SunPower (Nasdaq: SPWRA, SPWRB) just announced financial results for its 2010 fourth quarter and fiscal year.
"2010 was a great year for SunPower," said Tom Werner, the company's CEO, during the earnings call this afternoon.
Fourth-quarter net income was $152.3 million compared with $8.5 million a year ago. Revenue rose 71 percent to $937.1 million from $547.9 million last year. SunPower shares closed at $17.43 on the Nasdaq, up 29 cents, or 1.7 percent.
2010 revenue grew a whopping 46 percent to $2.22 billion from $1.52 billion in 2009. The company shipped 546 megawatts in 2010 with a gross margin of 23 percent.
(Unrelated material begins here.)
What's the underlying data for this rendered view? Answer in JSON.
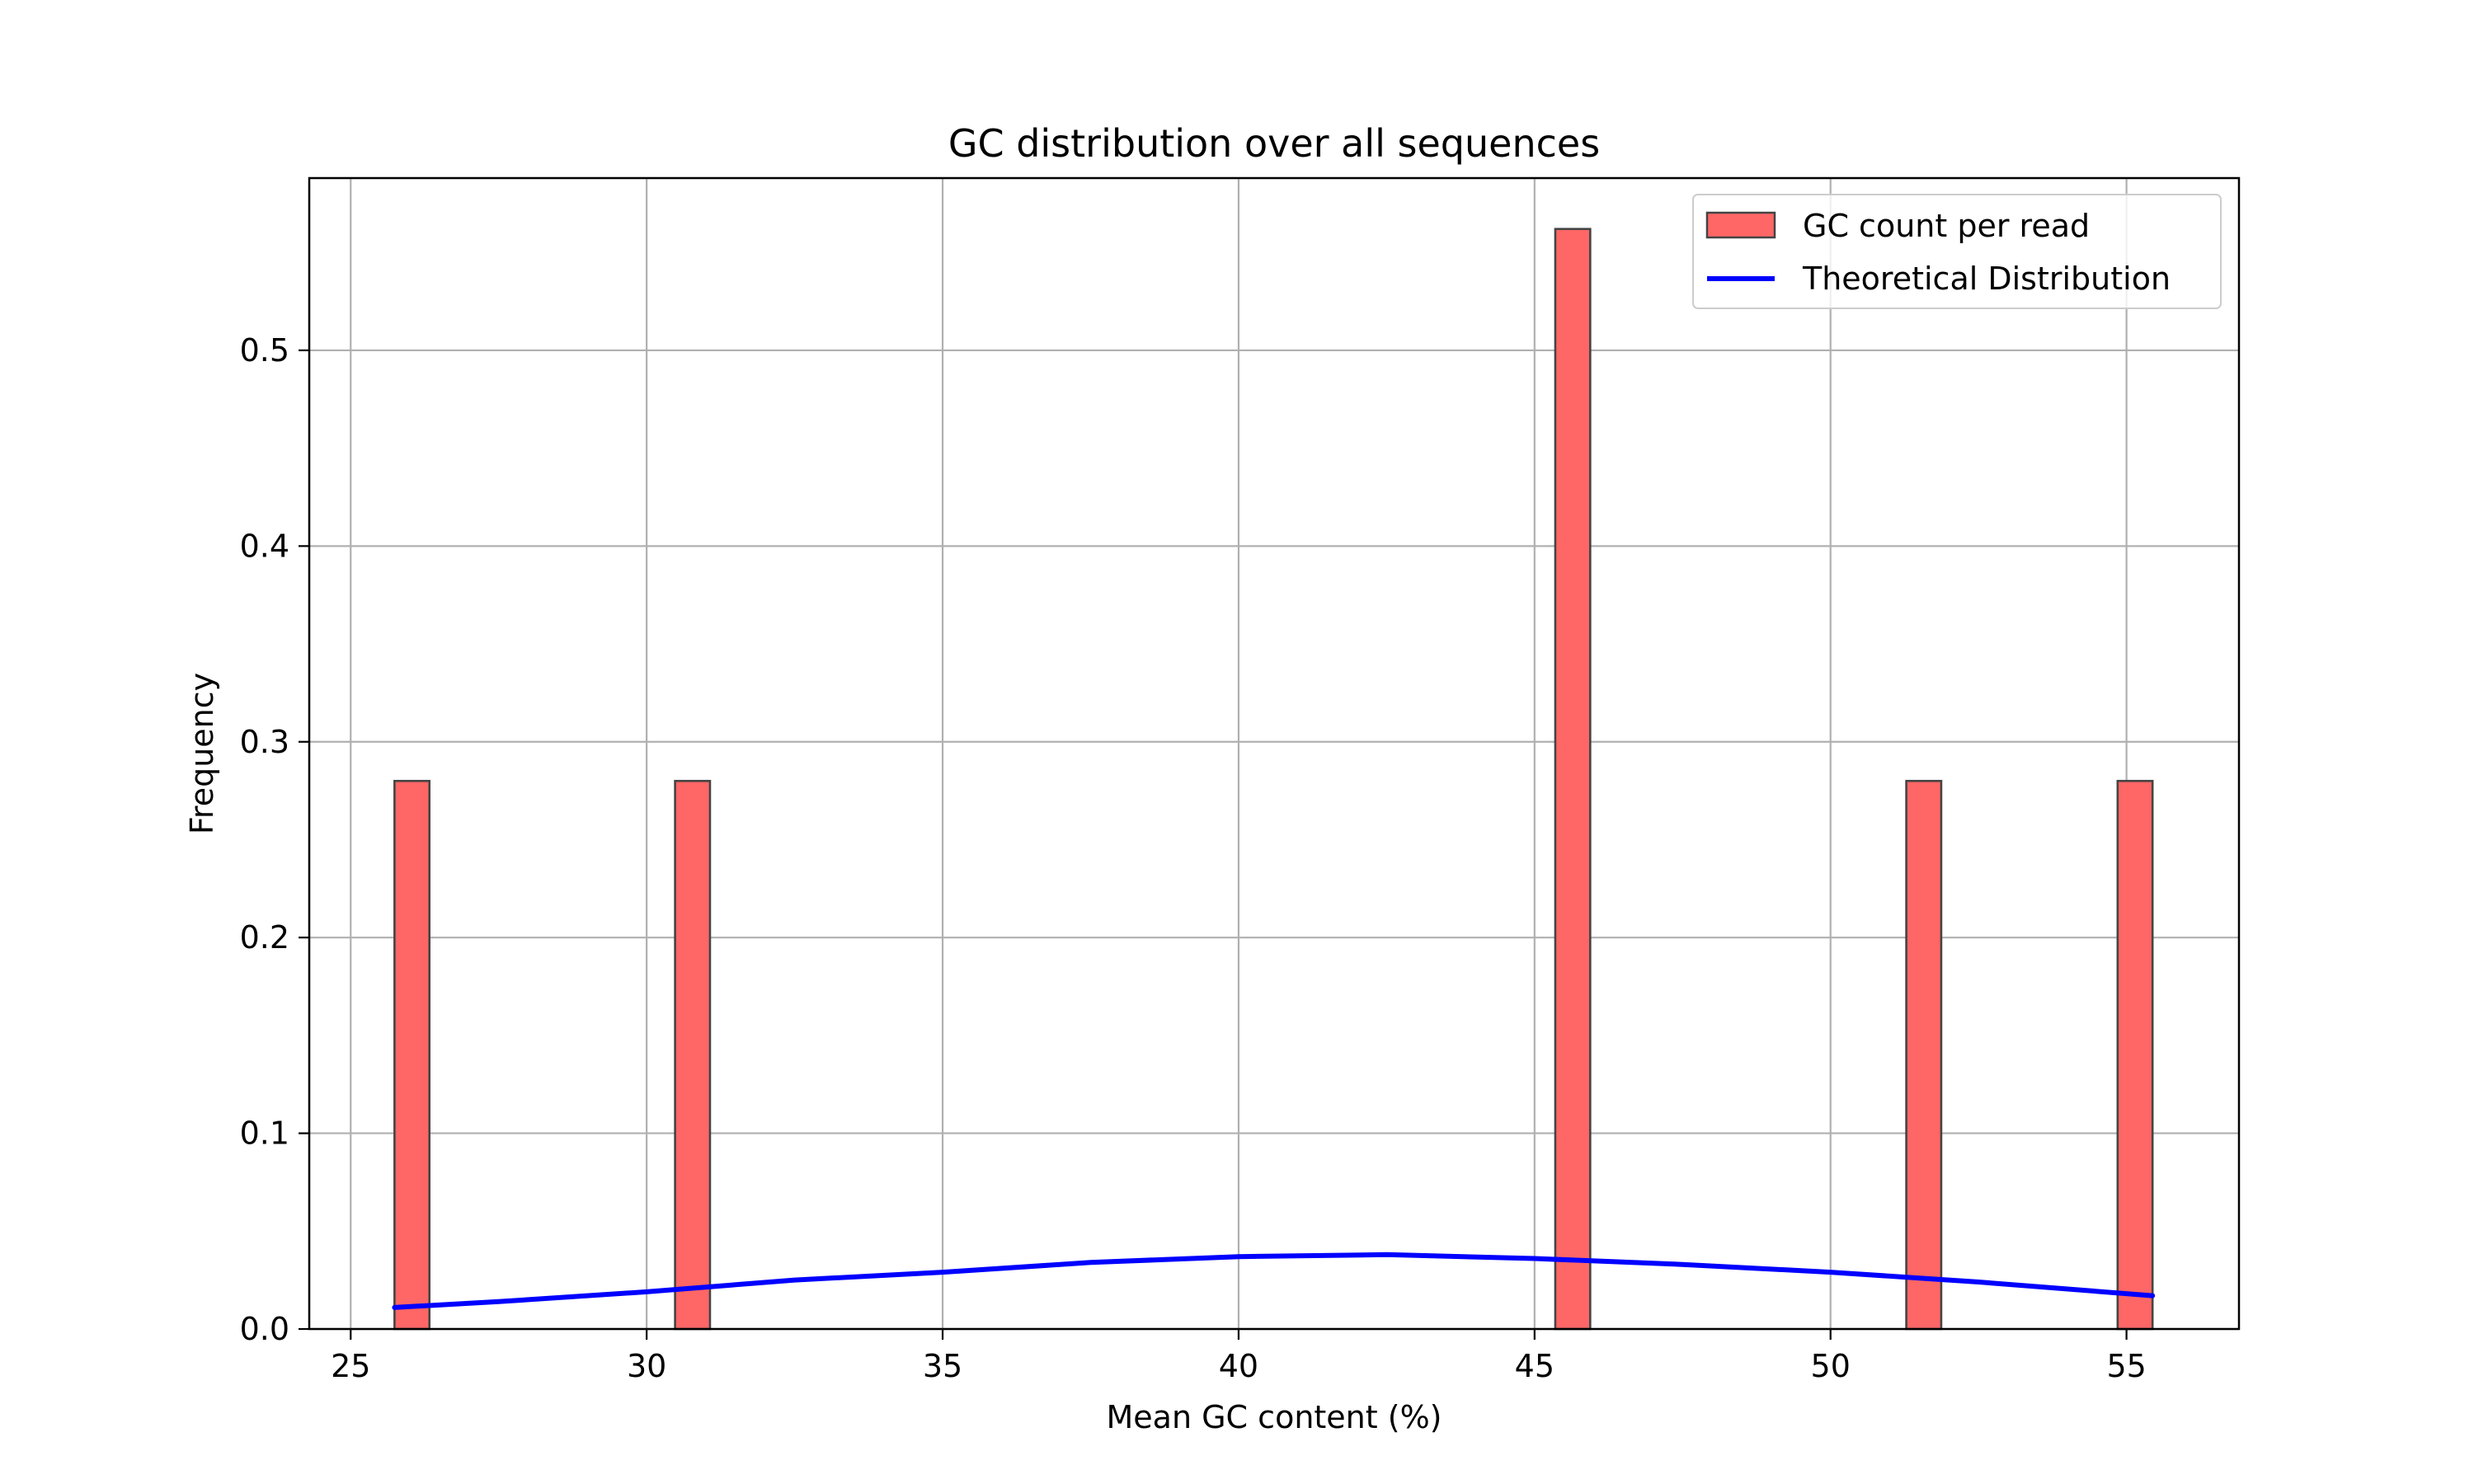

Guidance for 2011: The firm is fully allocated for the year and the firm raised the revenue and guidance for the first quarter of 2011 to $475 million to $525 million. SunPower raised guidance for the full year to $2.8 billion to $2.95 billion at a gross margin of 19 percent to 21 percent.
The CEO also said, "Due to the success of our accelerated cost reduction roadmap, we are on plan to achieve our efficiency-adjusted panel cost goal of $1.08 per watt in the fourth quarter of 2011."
Key milestones achieved since the third quarter of 2010:
- Announced agreement to sell 250-megawatt California Valley Solar Ranch power plant to NRG Solar
- Executed industry’s first publicly rated solar project bonds, approximately euro 195 million, and sold 72-megawatt Montalto Solar Park
- Dedicated 1,400-megawatt Fab 3 joint venture in Malaysia with AU Optronics
- Signed three power purchase agreements with Southern California Edison totaling 711 megawatts
- Expanded global utility and power plant pipeline to more than 5 gigawatts in 2010
- Achieved record North American commercial backlog -- 90 percent booked for 2011
- Awarded largest school contract in the US -- 11 megawatts DC at 51 schools
- Added approximately 500 partners to global dealer network in 2010 -- exited year with 1,500 partners
The firm has targeted $1.00 per watt cost by 2014 and continues its work on a low concentration architecture.
SunPower continues to beat guidance and grow despite the commodity nature of the PV business because it controls a multi-national pipeline of utility-scale projects as well as leading in market share in several U.S. solar sectors.